Moodle pour modéliser la résolution de problème de physique dans un contexte d’apprentissage actif

Dans mes cours de physique, et en particulier dans le cours Mécanique en Sciences de la nature, il y a 2 enjeux importants:

  • les élèves ont dû mal à faire le lien entre les concepts de physique à l’étude et les problèmes qu’ils et elles ont à résoudre
  • les élèves n’ont pas les habiletés métacognitives nécessaires pour prendre conscience des défauts de leurs stratégies de résolution de problèmes (ils et elles se satisfont d’une approche par essais et erreurs)

Pour pallier ces problèmes, j’ai créé dans Moodle une banque de questions qui amènent les élèves à conceptualiser correctement des situations-problèmes avant de chercher à manipuler des chiffres dans des équations.

Comprendre des concepts de physique ou manipuler des chiffres à tâtons?

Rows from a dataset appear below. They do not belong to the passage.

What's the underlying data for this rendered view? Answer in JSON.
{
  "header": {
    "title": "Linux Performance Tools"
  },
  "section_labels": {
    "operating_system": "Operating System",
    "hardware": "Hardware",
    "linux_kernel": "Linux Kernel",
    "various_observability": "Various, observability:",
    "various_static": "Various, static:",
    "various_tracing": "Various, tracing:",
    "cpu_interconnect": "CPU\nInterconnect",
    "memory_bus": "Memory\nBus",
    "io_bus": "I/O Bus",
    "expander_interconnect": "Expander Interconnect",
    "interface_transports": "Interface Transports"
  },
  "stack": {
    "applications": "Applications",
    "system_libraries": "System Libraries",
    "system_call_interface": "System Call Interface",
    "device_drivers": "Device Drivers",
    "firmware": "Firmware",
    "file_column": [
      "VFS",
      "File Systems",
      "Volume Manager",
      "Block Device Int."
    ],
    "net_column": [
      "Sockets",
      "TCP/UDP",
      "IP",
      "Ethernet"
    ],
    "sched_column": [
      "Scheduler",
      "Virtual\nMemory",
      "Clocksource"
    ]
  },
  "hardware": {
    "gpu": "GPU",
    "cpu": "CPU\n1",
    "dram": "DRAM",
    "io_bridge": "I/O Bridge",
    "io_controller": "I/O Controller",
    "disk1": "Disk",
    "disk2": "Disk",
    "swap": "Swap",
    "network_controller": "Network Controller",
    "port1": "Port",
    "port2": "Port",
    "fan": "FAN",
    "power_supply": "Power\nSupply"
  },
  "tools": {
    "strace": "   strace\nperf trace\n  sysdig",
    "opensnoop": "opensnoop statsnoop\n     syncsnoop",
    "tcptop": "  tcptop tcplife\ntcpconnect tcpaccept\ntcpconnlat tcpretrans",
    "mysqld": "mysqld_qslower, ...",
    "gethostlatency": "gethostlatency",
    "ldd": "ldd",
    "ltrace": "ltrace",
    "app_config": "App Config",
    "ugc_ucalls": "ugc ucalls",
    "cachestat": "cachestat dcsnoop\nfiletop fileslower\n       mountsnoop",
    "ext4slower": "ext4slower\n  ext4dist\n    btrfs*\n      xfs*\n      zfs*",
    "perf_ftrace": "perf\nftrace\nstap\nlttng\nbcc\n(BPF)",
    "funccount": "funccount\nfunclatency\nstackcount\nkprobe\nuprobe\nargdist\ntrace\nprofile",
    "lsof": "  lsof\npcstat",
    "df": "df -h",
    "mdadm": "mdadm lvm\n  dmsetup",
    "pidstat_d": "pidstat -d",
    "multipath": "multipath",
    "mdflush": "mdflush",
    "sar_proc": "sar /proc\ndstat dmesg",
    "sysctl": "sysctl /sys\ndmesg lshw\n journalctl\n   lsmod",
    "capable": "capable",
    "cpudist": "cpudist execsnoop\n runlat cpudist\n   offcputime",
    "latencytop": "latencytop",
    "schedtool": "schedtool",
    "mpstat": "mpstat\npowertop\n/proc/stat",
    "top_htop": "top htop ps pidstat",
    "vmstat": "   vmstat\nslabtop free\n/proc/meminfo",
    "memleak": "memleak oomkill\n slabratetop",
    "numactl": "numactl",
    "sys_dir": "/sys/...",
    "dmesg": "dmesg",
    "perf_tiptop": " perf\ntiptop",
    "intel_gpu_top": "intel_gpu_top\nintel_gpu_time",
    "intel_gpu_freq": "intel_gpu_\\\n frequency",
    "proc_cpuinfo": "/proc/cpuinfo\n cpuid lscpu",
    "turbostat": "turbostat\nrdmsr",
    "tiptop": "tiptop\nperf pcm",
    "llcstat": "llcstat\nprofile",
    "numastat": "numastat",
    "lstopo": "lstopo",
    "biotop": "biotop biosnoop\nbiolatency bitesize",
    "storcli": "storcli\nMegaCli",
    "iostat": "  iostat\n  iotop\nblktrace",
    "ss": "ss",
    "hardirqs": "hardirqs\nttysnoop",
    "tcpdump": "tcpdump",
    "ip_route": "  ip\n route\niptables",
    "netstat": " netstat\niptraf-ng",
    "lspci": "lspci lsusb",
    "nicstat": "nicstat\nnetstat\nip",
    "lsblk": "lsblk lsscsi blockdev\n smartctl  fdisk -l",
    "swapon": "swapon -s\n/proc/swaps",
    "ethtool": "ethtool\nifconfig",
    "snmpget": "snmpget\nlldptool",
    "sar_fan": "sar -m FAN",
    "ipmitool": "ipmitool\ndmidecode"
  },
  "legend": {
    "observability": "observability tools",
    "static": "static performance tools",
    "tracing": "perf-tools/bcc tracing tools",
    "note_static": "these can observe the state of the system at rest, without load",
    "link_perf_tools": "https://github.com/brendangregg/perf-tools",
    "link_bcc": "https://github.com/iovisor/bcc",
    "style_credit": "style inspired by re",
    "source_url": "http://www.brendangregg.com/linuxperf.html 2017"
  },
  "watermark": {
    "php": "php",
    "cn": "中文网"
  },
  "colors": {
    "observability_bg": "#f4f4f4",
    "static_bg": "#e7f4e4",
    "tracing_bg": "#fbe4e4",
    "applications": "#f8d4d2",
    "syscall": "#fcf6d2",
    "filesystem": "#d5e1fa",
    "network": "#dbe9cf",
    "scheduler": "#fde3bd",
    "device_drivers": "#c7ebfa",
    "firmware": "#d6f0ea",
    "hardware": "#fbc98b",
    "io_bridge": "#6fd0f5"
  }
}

Dans les cours de physique, les élèves doivent apprendre à résoudre des problèmes. Cependant, quand ils et elles travaillent sur des exercices dans un manuel, les élèves arrivent trop souvent à trouver la bonne réponse par essais et erreurs, sans comprendre la physique sous-jacente. Il faut dire que, souvent, la seule rétroaction à leur disposition, c’est la réponse à la fin du livre. Or, avoir la bonne réponse n’implique pas nécessairement de comprendre.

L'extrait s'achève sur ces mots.